Махендра в замешательстве занервничал:

— Скажи хотя бы, что происходит?

Джаладбала с серьёзным видом прошептала мужу на ухо:

— У вашей мачехи своих детей нет, а на нас ей наплевать. Сами посмотрите, в каком направлении денежки уплывают.

— В каком направлении? — Махендра нахмурился.

— Куда только ваши глаза смотрят, — запричитала Джаладбала. — На сегодняшний день семейные расходы увеличились в несколько раз. Нищие пандиты в борьбе за наше добро уже чуть ли не до драки доходят. Она, понятно, мостит себе дорогу в рай, но вы–то чем собираетесь кормить наших будущих детей, если совсем ничего не останется? Прикажете им идти по миру с протянутой рукой?

— Так–так… Ты о матушке речь ведёшь? — спросил Махендра, привстав с кровати.

— Эх, несчастная моя доля, раз я вынуждена заикаться по этому поводу, — вздохнула Джаладбала.

— Значит, ты за тем пришла, чтобы на мать жаловаться?— уточнил Махендра.

— Я не жалуюсь, а просто довожу до вашего сведения то, что считаю нужным, чтобы потом не быть крайней. — Джаладбала разозлилась.

— Да ты в своём отчем доме ни одного горшка на печь не поставила, а смеешь рассуждать о хозяйстве заминдара! — недолго думая, Махендра поставил жену на место.

— А ваш родной дом превратился в постоялый двор, — язвительно заметила Джаладбала.
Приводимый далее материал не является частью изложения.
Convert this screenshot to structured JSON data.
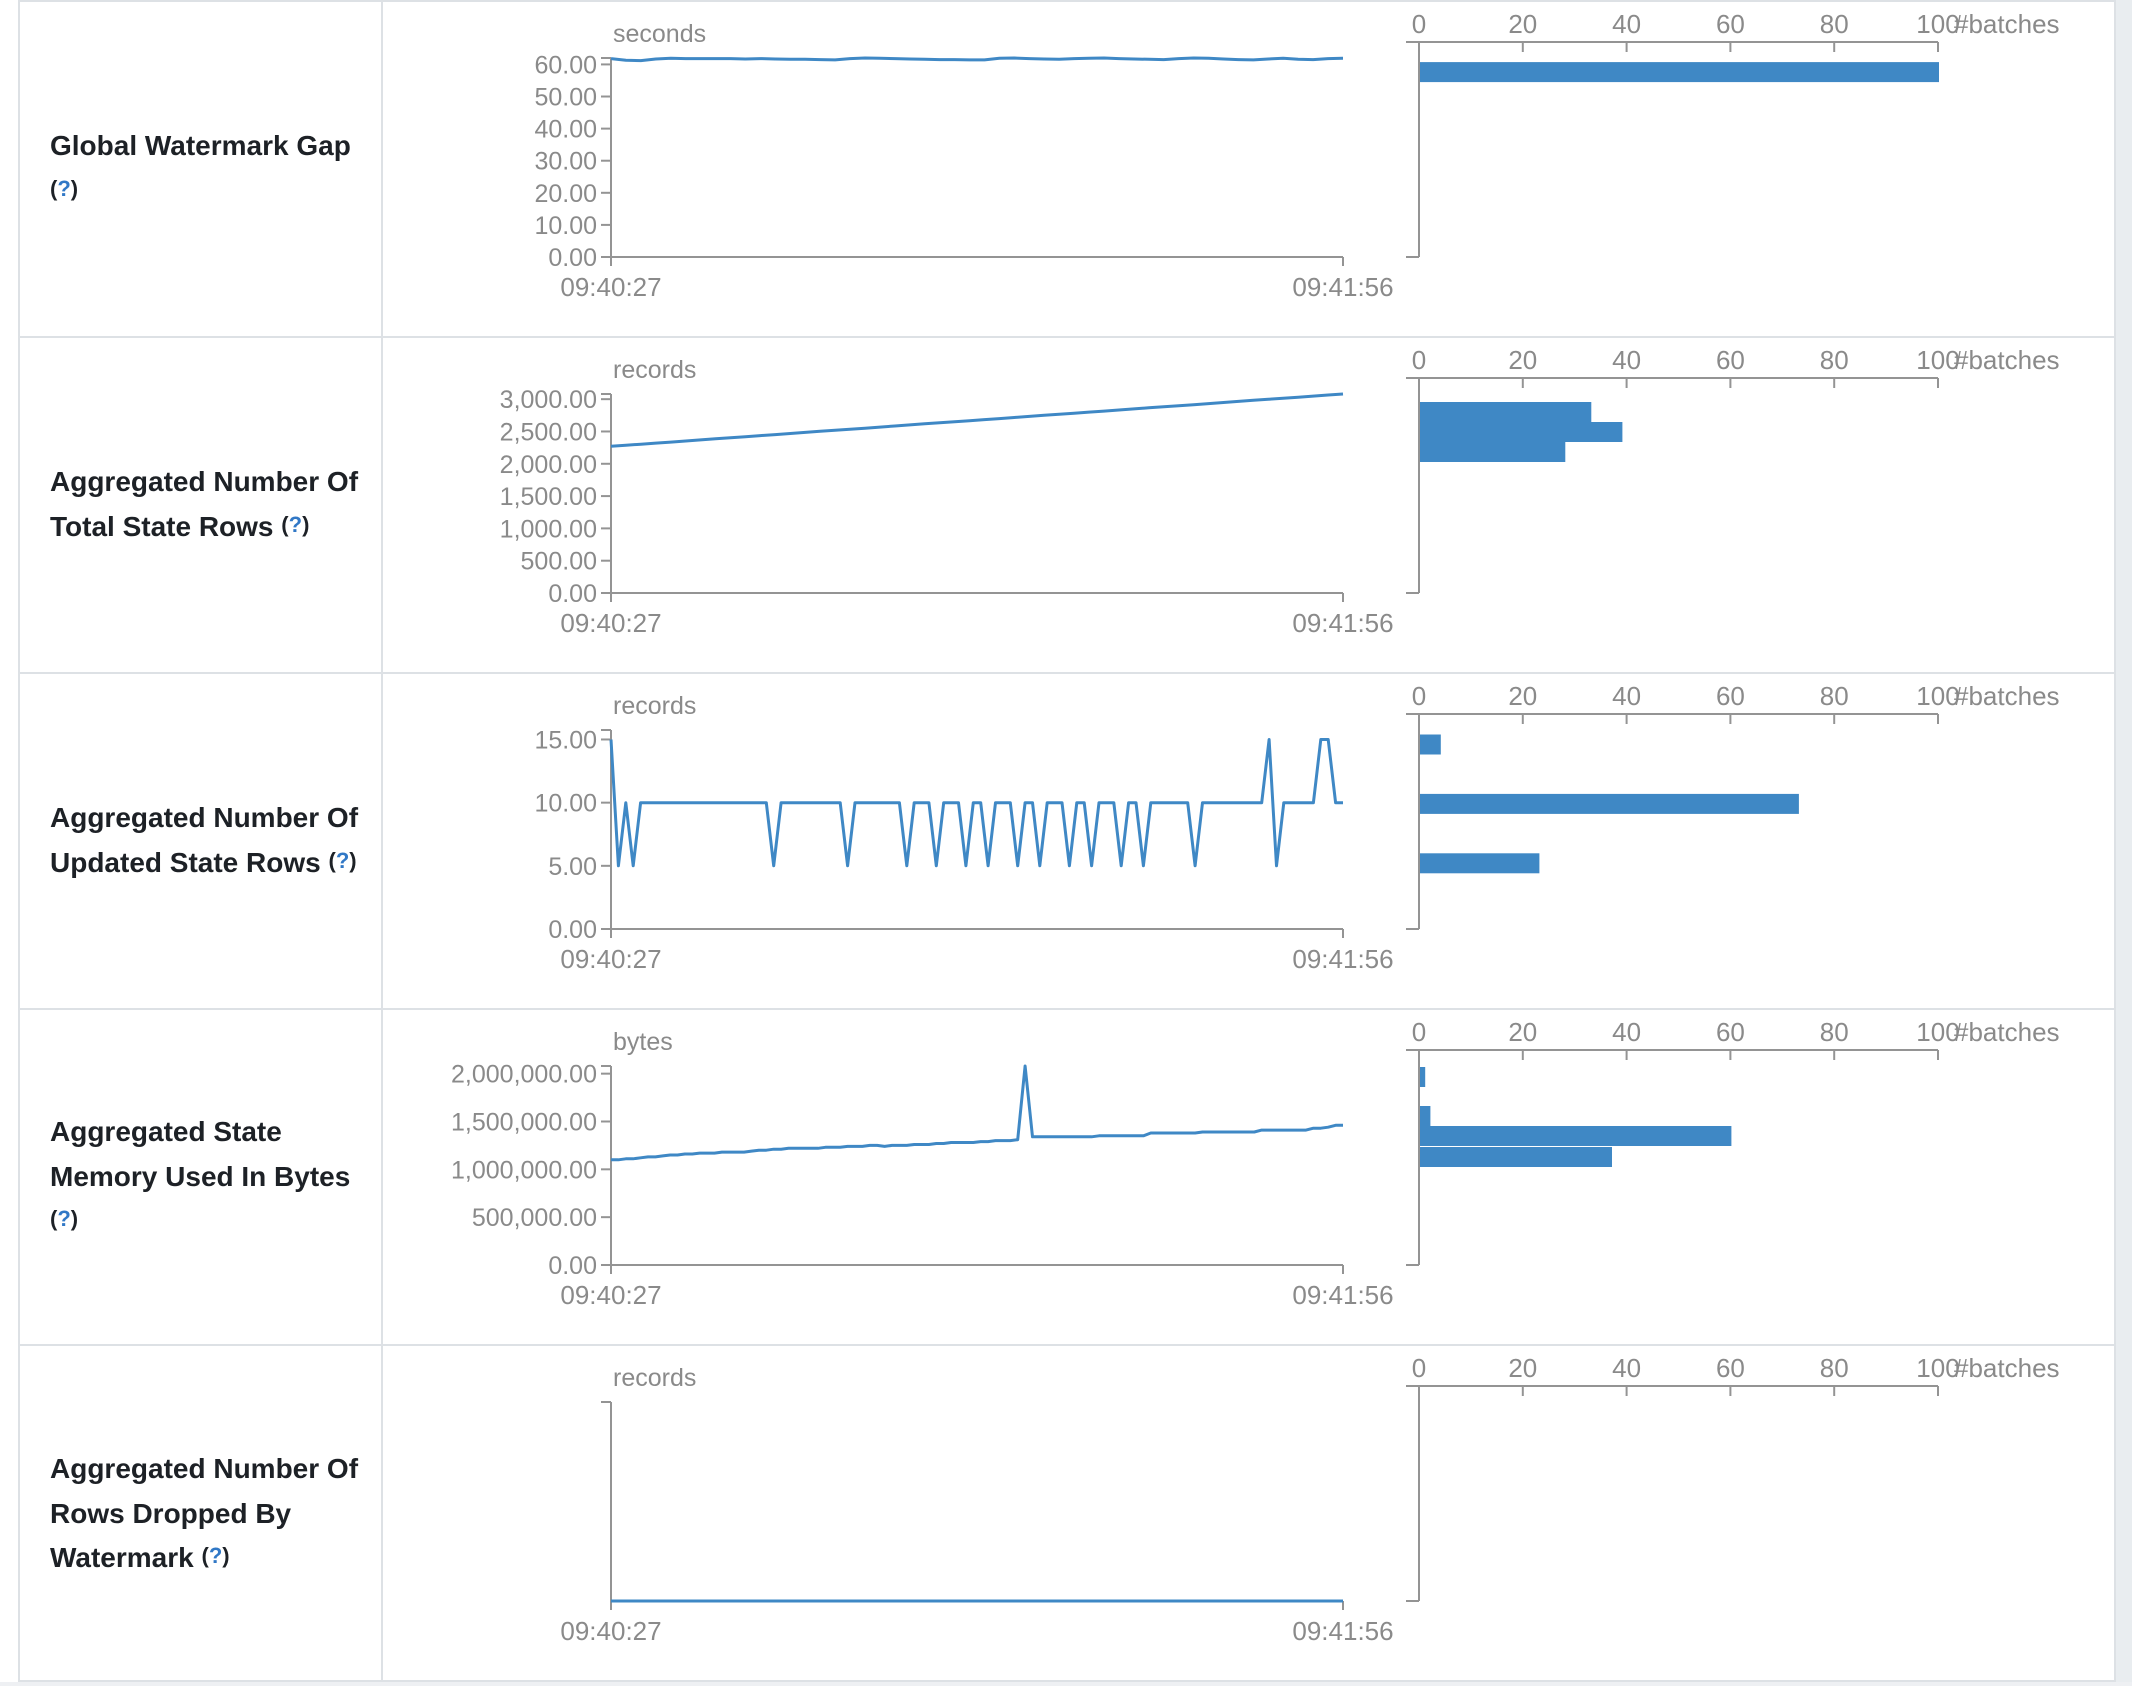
{
  "colors": {
    "accent_blue": "#3f88c5",
    "axis_gray": "#949494",
    "tick_text_gray": "#8a8a8a",
    "label_dark": "#1d2126",
    "help_blue": "#3178c6",
    "table_border": "#dde1e5"
  },
  "help": {
    "open": "(",
    "q": "?",
    "close": ")"
  },
  "batches_axis": {
    "ticks": [
      0,
      20,
      40,
      60,
      80,
      100
    ],
    "label": "#batches"
  },
  "x_axis": {
    "start": "09:40:27",
    "end": "09:41:56"
  },
  "chart_data": [
    {
      "type": "line",
      "name": "Global Watermark Gap",
      "unit": "seconds",
      "y_max": 62,
      "y_ticks": [
        [
          60,
          "60.00"
        ],
        [
          50,
          "50.00"
        ],
        [
          40,
          "40.00"
        ],
        [
          30,
          "30.00"
        ],
        [
          20,
          "20.00"
        ],
        [
          10,
          "10.00"
        ],
        [
          0,
          "0.00"
        ]
      ],
      "x_start": "09:40:27",
      "x_end": "09:41:56",
      "values": [
        61.8,
        61.3,
        61.2,
        61.7,
        61.9,
        61.8,
        61.8,
        61.8,
        61.8,
        61.7,
        61.8,
        61.7,
        61.6,
        61.6,
        61.5,
        61.4,
        61.8,
        62.0,
        61.9,
        61.8,
        61.7,
        61.6,
        61.5,
        61.5,
        61.4,
        61.4,
        61.9,
        62.0,
        61.8,
        61.7,
        61.6,
        61.8,
        61.9,
        62.0,
        61.8,
        61.7,
        61.6,
        61.5,
        61.8,
        62.0,
        61.9,
        61.7,
        61.5,
        61.4,
        61.7,
        61.9,
        61.6,
        61.5,
        61.8,
        61.9
      ],
      "histogram": {
        "bars": [
          {
            "value": 57.6,
            "count": 100
          }
        ]
      }
    },
    {
      "type": "line",
      "name": "Aggregated Number Of Total State Rows",
      "unit": "records",
      "y_max": 3080,
      "y_ticks": [
        [
          3000,
          "3,000.00"
        ],
        [
          2500,
          "2,500.00"
        ],
        [
          2000,
          "2,000.00"
        ],
        [
          1500,
          "1,500.00"
        ],
        [
          1000,
          "1,000.00"
        ],
        [
          500,
          "500.00"
        ],
        [
          0,
          "0.00"
        ]
      ],
      "x_start": "09:40:27",
      "x_end": "09:41:56",
      "values": [
        2270,
        2287,
        2303,
        2320,
        2336,
        2353,
        2369,
        2386,
        2402,
        2419,
        2436,
        2452,
        2469,
        2485,
        2502,
        2518,
        2535,
        2551,
        2568,
        2584,
        2601,
        2618,
        2634,
        2651,
        2667,
        2684,
        2700,
        2717,
        2733,
        2750,
        2766,
        2783,
        2800,
        2816,
        2833,
        2849,
        2866,
        2882,
        2899,
        2915,
        2932,
        2948,
        2965,
        2982,
        2998,
        3015,
        3031,
        3048,
        3064,
        3080
      ],
      "histogram": {
        "bars": [
          {
            "value": 2801,
            "count": 33
          },
          {
            "value": 2492,
            "count": 39
          },
          {
            "value": 2182,
            "count": 28
          }
        ]
      }
    },
    {
      "type": "line",
      "name": "Aggregated Number Of Updated State Rows",
      "unit": "records",
      "y_max": 15.75,
      "y_ticks": [
        [
          15,
          "15.00"
        ],
        [
          10,
          "10.00"
        ],
        [
          5,
          "5.00"
        ],
        [
          0,
          "0.00"
        ]
      ],
      "x_start": "09:40:27",
      "x_end": "09:41:56",
      "values": [
        15,
        5,
        10,
        5,
        10,
        10,
        10,
        10,
        10,
        10,
        10,
        10,
        10,
        10,
        10,
        10,
        10,
        10,
        10,
        10,
        10,
        10,
        5,
        10,
        10,
        10,
        10,
        10,
        10,
        10,
        10,
        10,
        5,
        10,
        10,
        10,
        10,
        10,
        10,
        10,
        5,
        10,
        10,
        10,
        5,
        10,
        10,
        10,
        5,
        10,
        10,
        5,
        10,
        10,
        10,
        5,
        10,
        10,
        5,
        10,
        10,
        10,
        5,
        10,
        10,
        5,
        10,
        10,
        10,
        5,
        10,
        10,
        5,
        10,
        10,
        10,
        10,
        10,
        10,
        5,
        10,
        10,
        10,
        10,
        10,
        10,
        10,
        10,
        10,
        15,
        5,
        10,
        10,
        10,
        10,
        10,
        15,
        15,
        10,
        10
      ],
      "histogram": {
        "bars": [
          {
            "value": 14.6,
            "count": 4
          },
          {
            "value": 9.9,
            "count": 73
          },
          {
            "value": 5.2,
            "count": 23
          }
        ]
      }
    },
    {
      "type": "line",
      "name": "Aggregated State Memory Used In Bytes",
      "unit": "bytes",
      "y_max": 2080000,
      "y_ticks": [
        [
          2000000,
          "2,000,000.00"
        ],
        [
          1500000,
          "1,500,000.00"
        ],
        [
          1000000,
          "1,000,000.00"
        ],
        [
          500000,
          "500,000.00"
        ],
        [
          0,
          "0.00"
        ]
      ],
      "x_start": "09:40:27",
      "x_end": "09:41:56",
      "values": [
        1100000,
        1100000,
        1110000,
        1110000,
        1120000,
        1130000,
        1130000,
        1140000,
        1150000,
        1150000,
        1160000,
        1160000,
        1170000,
        1170000,
        1170000,
        1180000,
        1180000,
        1180000,
        1180000,
        1190000,
        1200000,
        1200000,
        1210000,
        1210000,
        1220000,
        1220000,
        1220000,
        1220000,
        1220000,
        1230000,
        1230000,
        1230000,
        1240000,
        1240000,
        1240000,
        1250000,
        1250000,
        1240000,
        1250000,
        1250000,
        1250000,
        1260000,
        1260000,
        1260000,
        1270000,
        1270000,
        1280000,
        1280000,
        1280000,
        1280000,
        1290000,
        1290000,
        1300000,
        1300000,
        1300000,
        1310000,
        2080000,
        1340000,
        1340000,
        1340000,
        1340000,
        1340000,
        1340000,
        1340000,
        1340000,
        1340000,
        1350000,
        1350000,
        1350000,
        1350000,
        1350000,
        1350000,
        1350000,
        1380000,
        1380000,
        1380000,
        1380000,
        1380000,
        1380000,
        1380000,
        1390000,
        1390000,
        1390000,
        1390000,
        1390000,
        1390000,
        1390000,
        1390000,
        1410000,
        1410000,
        1410000,
        1410000,
        1410000,
        1410000,
        1410000,
        1430000,
        1430000,
        1440000,
        1460000,
        1460000
      ],
      "histogram": {
        "bars": [
          {
            "value": 1965000,
            "count": 1
          },
          {
            "value": 1557000,
            "count": 2
          },
          {
            "value": 1348000,
            "count": 60
          },
          {
            "value": 1129000,
            "count": 37
          }
        ]
      }
    },
    {
      "type": "line",
      "name": "Aggregated Number Of Rows Dropped By Watermark",
      "unit": "records",
      "y_max": 10,
      "y_ticks": [],
      "x_start": "09:40:27",
      "x_end": "09:41:56",
      "values": [
        0,
        0,
        0,
        0,
        0,
        0,
        0,
        0,
        0,
        0
      ],
      "histogram": {
        "bars": []
      }
    }
  ]
}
Махендра предпочёл не опускаться до пустой перебранки и промолчал, а утром встал и отправился к Парвати:

— Матушка, ну и невестку вы себе выбрали! Из–за неё у меня здесь всё из рук валится, так что уезжаю я в Калькутту.

— Почему, сынок? — удивилась Парвати.

— Она о вас неподобающе отзывается, а мне такая не нужна…

В течение нескольких дней Парвати пристально следила за Джаладбалой и, скрывая свои истинные эмоции, успокаивала сына, что не налюбуется на свою любимицу. Вскоре она вызвала невестку для разговора с глазу на глаз:

— Детка, что за недоразумение меж вами приключилось?

Джаладбала, и так перепуганная до смерти приготовлениями Махендры к отъезду в Калькутту, от вопроса свекрови расплакалась и стала каяться:

— Это я во всём виновата, матушка, кто только меня за язык тянул передавать ему сплетни служанок о ваших тратах!

Тут вся сложившаяся ситуация для Парвати окончательно прояснилась. Смутившись, она утёрла невестке слёзы:

— Ты совершенно права, доченька моя! Особого опыта в ведении хозяйства у меня нет, поэтому всё выходит как–то не так.

Парвати следом позвала Махендру и всё уладила:

— Сынок, тебе совсем не следует на неё злиться. Ты её муж, и, кроме твоего благополучия, невестку ничего не интересует. Это естественно, и очень даже правильно. Тебе повезло с ней.

пятница, 16 декабря 2011 г.

Глава 28.
Чандрамукхи осторожно убрала руку Девдаса: — Не волнуйтесь, я не имею в виду вашу Парвати, — и снова замолчала.

— Долг превыше всего, а добродетель ли, порок ли — ерунда это всё, — выдержав паузу, сказал Девдас.

— Так–то оно так, — согласилась Чандрамукхи. — Но те, кто по–настоящему любит и знает, какое удовлетворение приносит искренняя любовь, вынуждены терпеть и избегать многих вещей, чтобы оградить свой дом от несчастий. Так вот, Девдас, куда я клоню... Я почти уверена, что Парвати никогда бы не смогла вас обмануть. Вы сами обманулись и, похоже, не в силах это понять даже сейчас, но в один прекрасный день вы убедитесь в моей правоте.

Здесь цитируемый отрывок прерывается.